The Head of Israel's National Security Council, Yaakov Amidror, has made several recommendations to Prime Minister Benjamin Netanyahu to be discussed in the coming days. According to Bennett's representative, his opinions are personal and at the meeting with Netanyahu the ministry's professional view will be presented.
Officials in Israel have discussed whether the country should join the EU's Horizon 2020 research and development programme, in which the economy, education and science ministries are all slated to participate from next year.
"It's not clear that Israeli countermeasures [to the EU move] would have any effect," an official from the economy ministry said. "We're talking about a fly that would not really bother the European elephant. But if we find something that could have an impact, we'll consider it."
Science and Technology Minister Jacob Perry wants Israel to join Horizon 2020 as planned. In a recent letter to his cabinet colleagues, Perry urged them not to make any hasty decisions. The Council for Higher Education in Israel, which is subordinate to the Ministry of Education, has not yet finalised its opinion on the matter.
If Israel joins Horizon 2020, it will pay the European Union some €600 million over the next seven years. In exchange, Israeli universities, researchers and companies will be eligible for EU grants and other funding in a wide variety of technological fields. For every euro put in by Israel it is expected to get back €1.5, or about €900 million in total. Israel is the only country outside the European Union to have been invited to join Horizon 2020 as a full member.

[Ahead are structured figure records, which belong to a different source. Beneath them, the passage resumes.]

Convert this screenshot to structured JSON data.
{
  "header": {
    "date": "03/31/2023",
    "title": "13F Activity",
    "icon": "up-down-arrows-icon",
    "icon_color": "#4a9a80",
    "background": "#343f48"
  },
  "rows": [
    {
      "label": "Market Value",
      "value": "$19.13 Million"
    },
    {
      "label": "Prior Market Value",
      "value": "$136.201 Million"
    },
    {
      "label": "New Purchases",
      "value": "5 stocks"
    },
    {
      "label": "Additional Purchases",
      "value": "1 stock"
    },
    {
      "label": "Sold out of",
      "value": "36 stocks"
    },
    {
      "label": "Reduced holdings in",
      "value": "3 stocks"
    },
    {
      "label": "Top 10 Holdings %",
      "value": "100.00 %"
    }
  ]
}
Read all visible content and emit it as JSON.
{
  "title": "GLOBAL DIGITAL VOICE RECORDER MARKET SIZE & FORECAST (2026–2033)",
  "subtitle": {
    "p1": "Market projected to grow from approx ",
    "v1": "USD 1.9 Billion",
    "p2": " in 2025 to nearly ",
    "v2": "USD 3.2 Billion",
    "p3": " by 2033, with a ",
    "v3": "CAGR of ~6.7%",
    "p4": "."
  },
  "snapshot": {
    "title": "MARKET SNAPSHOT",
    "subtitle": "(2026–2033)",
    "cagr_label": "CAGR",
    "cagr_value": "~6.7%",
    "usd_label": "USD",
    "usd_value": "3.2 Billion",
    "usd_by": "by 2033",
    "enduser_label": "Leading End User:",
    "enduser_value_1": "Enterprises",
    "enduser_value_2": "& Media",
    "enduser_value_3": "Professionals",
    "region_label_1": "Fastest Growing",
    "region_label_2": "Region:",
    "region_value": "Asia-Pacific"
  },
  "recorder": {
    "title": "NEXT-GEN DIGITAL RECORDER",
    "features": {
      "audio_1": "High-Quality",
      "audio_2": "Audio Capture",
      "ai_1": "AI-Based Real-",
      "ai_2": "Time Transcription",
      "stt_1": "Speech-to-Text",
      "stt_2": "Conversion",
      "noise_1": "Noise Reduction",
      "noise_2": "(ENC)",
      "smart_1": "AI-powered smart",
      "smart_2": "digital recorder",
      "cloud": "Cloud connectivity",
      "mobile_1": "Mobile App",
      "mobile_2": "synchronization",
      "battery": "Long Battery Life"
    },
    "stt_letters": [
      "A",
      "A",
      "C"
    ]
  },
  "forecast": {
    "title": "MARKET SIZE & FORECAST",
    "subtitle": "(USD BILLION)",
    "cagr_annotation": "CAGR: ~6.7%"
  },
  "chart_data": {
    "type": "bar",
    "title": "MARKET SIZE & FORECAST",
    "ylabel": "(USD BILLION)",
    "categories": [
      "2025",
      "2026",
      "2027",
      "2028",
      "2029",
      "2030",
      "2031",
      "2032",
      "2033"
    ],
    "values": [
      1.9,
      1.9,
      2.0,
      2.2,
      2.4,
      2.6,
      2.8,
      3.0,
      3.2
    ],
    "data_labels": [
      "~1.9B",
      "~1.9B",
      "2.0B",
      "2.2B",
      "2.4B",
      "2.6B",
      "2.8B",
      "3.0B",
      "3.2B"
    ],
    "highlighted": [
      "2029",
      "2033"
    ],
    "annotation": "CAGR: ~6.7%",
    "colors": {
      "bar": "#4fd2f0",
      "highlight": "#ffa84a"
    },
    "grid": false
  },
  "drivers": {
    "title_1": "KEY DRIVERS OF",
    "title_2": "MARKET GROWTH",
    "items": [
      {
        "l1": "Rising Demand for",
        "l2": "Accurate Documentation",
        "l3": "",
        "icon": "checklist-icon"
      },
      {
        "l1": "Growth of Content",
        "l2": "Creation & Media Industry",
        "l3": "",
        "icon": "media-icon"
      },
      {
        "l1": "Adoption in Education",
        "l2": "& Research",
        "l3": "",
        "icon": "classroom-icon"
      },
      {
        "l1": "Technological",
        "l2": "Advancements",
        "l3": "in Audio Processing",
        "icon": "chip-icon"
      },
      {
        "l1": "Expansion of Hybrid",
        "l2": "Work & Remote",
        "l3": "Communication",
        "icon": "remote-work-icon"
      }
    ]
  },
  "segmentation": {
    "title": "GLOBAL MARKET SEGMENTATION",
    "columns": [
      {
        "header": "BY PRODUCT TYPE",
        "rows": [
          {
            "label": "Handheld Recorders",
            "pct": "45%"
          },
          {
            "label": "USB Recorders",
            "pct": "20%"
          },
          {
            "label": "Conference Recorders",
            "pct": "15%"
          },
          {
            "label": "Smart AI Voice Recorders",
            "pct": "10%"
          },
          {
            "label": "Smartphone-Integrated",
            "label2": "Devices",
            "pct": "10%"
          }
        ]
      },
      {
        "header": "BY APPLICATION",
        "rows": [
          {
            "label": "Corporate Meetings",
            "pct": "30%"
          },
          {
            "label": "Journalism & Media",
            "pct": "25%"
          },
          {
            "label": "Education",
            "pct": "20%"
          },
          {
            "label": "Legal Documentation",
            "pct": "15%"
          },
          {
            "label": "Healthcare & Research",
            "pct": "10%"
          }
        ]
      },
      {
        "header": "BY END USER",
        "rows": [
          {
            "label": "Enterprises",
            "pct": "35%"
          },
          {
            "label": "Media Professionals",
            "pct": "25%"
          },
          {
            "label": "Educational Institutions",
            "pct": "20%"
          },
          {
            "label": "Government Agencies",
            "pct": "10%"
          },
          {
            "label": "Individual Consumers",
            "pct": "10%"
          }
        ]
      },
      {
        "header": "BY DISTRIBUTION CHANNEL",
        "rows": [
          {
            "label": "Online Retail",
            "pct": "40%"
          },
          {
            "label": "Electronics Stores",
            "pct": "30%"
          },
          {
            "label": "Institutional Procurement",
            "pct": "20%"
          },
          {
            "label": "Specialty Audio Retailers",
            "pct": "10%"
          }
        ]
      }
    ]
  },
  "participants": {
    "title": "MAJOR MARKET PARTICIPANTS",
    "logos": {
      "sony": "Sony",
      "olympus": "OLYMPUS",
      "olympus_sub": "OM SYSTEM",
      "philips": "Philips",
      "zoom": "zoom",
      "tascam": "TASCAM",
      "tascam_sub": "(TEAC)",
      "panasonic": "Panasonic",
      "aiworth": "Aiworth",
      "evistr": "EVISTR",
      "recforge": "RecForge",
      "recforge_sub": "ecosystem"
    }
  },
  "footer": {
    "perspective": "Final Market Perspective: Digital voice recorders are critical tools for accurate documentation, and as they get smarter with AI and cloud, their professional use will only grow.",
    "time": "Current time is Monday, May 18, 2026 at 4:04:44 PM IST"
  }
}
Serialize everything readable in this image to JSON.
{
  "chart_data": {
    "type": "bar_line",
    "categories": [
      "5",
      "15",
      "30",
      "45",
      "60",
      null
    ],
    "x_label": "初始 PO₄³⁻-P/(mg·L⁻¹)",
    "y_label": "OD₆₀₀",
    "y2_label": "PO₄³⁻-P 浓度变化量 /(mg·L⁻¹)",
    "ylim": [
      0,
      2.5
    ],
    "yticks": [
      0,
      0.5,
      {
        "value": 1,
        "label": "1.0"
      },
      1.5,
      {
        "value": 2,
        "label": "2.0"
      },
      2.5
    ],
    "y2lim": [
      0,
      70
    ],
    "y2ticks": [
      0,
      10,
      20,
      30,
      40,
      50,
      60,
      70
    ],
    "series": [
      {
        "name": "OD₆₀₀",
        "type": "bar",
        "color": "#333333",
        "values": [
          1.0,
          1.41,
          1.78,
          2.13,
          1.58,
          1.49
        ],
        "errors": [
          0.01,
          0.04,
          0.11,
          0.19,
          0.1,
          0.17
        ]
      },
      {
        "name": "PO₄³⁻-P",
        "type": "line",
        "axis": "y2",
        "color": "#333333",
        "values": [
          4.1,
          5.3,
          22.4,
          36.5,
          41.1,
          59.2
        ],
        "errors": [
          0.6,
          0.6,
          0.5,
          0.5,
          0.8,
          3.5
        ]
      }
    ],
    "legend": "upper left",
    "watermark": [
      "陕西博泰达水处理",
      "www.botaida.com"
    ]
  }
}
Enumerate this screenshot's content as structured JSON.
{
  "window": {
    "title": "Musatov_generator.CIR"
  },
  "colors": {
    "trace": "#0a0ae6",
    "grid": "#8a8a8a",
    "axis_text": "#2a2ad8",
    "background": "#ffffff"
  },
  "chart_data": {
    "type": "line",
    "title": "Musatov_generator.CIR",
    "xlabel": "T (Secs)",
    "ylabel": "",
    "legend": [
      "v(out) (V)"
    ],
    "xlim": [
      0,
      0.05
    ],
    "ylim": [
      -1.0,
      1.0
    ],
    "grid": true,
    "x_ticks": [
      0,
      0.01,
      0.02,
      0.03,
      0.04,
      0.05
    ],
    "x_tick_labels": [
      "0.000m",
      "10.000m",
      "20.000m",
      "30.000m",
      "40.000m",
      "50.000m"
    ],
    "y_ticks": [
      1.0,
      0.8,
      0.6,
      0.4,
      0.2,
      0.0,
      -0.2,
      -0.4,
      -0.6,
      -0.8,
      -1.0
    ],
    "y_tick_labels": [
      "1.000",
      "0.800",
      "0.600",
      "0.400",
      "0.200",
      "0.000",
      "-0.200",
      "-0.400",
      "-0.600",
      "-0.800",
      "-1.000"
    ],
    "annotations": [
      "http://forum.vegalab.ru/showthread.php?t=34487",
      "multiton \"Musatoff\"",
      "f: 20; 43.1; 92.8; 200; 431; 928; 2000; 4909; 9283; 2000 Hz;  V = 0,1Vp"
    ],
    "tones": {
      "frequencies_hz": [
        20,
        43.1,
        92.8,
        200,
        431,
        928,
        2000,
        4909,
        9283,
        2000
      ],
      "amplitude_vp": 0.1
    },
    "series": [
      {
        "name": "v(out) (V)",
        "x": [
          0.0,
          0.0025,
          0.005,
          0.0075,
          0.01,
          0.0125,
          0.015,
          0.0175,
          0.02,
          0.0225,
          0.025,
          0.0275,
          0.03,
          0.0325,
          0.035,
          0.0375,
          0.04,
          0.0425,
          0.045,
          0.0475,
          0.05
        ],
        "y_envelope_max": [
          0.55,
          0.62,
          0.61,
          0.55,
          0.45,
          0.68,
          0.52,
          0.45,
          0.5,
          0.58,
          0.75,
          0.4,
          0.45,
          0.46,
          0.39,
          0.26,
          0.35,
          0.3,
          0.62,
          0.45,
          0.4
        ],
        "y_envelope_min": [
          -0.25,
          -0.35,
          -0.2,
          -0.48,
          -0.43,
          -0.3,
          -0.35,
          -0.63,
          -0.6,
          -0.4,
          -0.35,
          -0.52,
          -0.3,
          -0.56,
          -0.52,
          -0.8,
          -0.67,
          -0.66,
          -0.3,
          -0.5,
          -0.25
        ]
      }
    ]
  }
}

The Vice President for Research and Development at the Hebrew University, Professor Shai Arkin, believes that withdrawing from the programme would cause major damage to Israeli research. "The most critical aspect is not the money, but the cooperation," said Prof. Arkin. "The moment we are cut off from one of the world's two important centres of research – Europe – our science will become regional and less relevant and we will no longer have access to scientific infrastructure that is outside of Israel."
Ahead of the discussion to be held by Netanyahu on this issue, Professor Uri Marchaim of Migal has sent a letter to the prime minister urging him not to make any hasty decisions and to take all relevant considerations into account. "Scientific cooperation between research centres in Israel and in Europe provides Migal not only with high-quality funding, but also brings our area, on Israel's far periphery, to the forefront of contemporary and future science and technology," he said. His company received a grant of €4.4 million from the EU last year to establish a centre for research on the environment, health and aging.